Having lost her beloved mum, Tilley moves from the country to the city to pursue a life in music and care for a friend’s aged Dawg.

A confrontation on the wrong side of the harbour tests Tilley’s mettle as she fights to say a proper goodbye to Dawg and finally mourn her mother.

Creative team

Writer/director: Shelley Thompson
Producer: Gay Hauser

Filmmaker’s statement

The loss of a beloved parent seems to be the transition place to adulthood at any age: a time when there is stocktaking and a profound confrontation of one’s own mortality.

Losing my mother in 1999, I realised years later that I’d never properly mourned her, never finished whatever unfinished business we had. That can become a handicap, and sometimes some kind of shock, some quite unrelated event allows us to finally address and lay to rest that central relationship, and let the love move to a new place.
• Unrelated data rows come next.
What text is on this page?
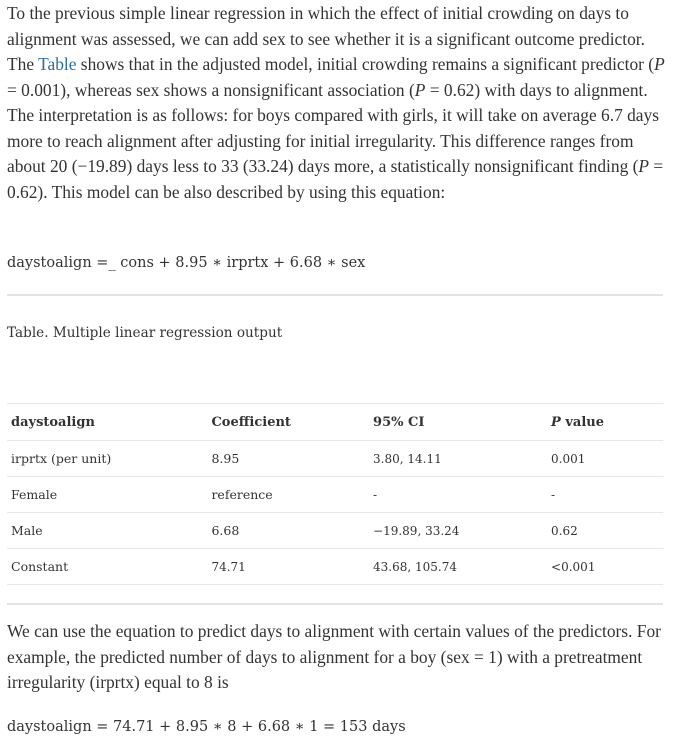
To the previous simple linear regression in which the effect of initial crowding on days to alignment was assessed, we can add sex to see whether it is a significant outcome predictor. The Table shows that in the adjusted model, initial crowding remains a significant predictor (P = 0.001), whereas sex shows a nonsignificant association (P = 0.62) with days to alignment. The interpretation is as follows: for boys compared with girls, it will take on average 6.7 days more to reach alignment after adjusting for initial irregularity. This difference ranges from about 20 (−19.89) days less to 33 (33.24) days more, a statistically nonsignificant finding (P = 0.62). This model can be also described by using this equation:

daystoalign =_ cons + 8.95 ∗ irprtx + 6.68 ∗ sex
Table. Multiple linear regression output
daystoalign	Coefficient	95% CI	P value
irprtx (per unit)	8.95	3.80, 14.11	0.001
Female	reference	-	-
Male	6.68	−19.89, 33.24	0.62
Constant	74.71	43.68, 105.74	<0.001

We can use the equation to predict days to alignment with certain values of the predictors. For example, the predicted number of days to alignment for a boy (sex = 1) with a pretreatment irregularity (irprtx) equal to 8 is

daystoalign = 74.71 + 8.95 ∗ 8 + 6.68 ∗ 1 = 153 days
To imagine that same stocktaking in such a young person as Tilley, already full of questions and poised for change, is to recognize that youth is tough enough without losing someone you’d hoped would be a guide for a little longer.

Dawg has come, in part, from a desire to create something as a tribute to my own mother whom I lost before all the questions I had for her were answered.

I’m interested in simple stories, gently told. Stories that move and resonate for everyone.

About Shelley Thompson

Shelley Thompson

A Calgarian, Shelley Thompson trained at the Royal Academy of Dramatic Art (RADA) UK, the Canadian Film Centre in Toronto (2015) and is a recent participant of Women In the Director’s Chair (WIDC 2016) program.

Before settling in Nova Scotia in 1997, Shelley worked extensively in the UK including at the Royal National Theatre, the West End and regions, on series for Thames TV and the BBC; and extensive radio work for BBC and BBC World Service.

Since settling in Nova Scotia, she has portrayed Barb Lahey for 11 seasons on Trailer Park Boys, as well as varied roles in features and television.

Her playwriting includes A Kind of Faith (2004), Leaving Wonderland (2015) and various plays for children (Belinda the Bicycle Witch, Lost and Found, Bluenose Billy).

Dawg (2015), her first short film, won hearts at family festivals across North America.

Leaving Wonderland, her first feature, was developed from her stage play of the same name. Dawn, Her Dad and the Tractor, a feature supported by the Canada Council, is continuing development supported by WIDC. Her feature ensemble comedy, The Benefit, was developed during her time at the Atlantic Film Festival Script Development Program (2016); and her short film Bats (2016) debuted at the Atlantic Film Festival.

Shelley is the proud parent of singer/songwriter T. Thomason and a keen advocate for LGBTQ issues.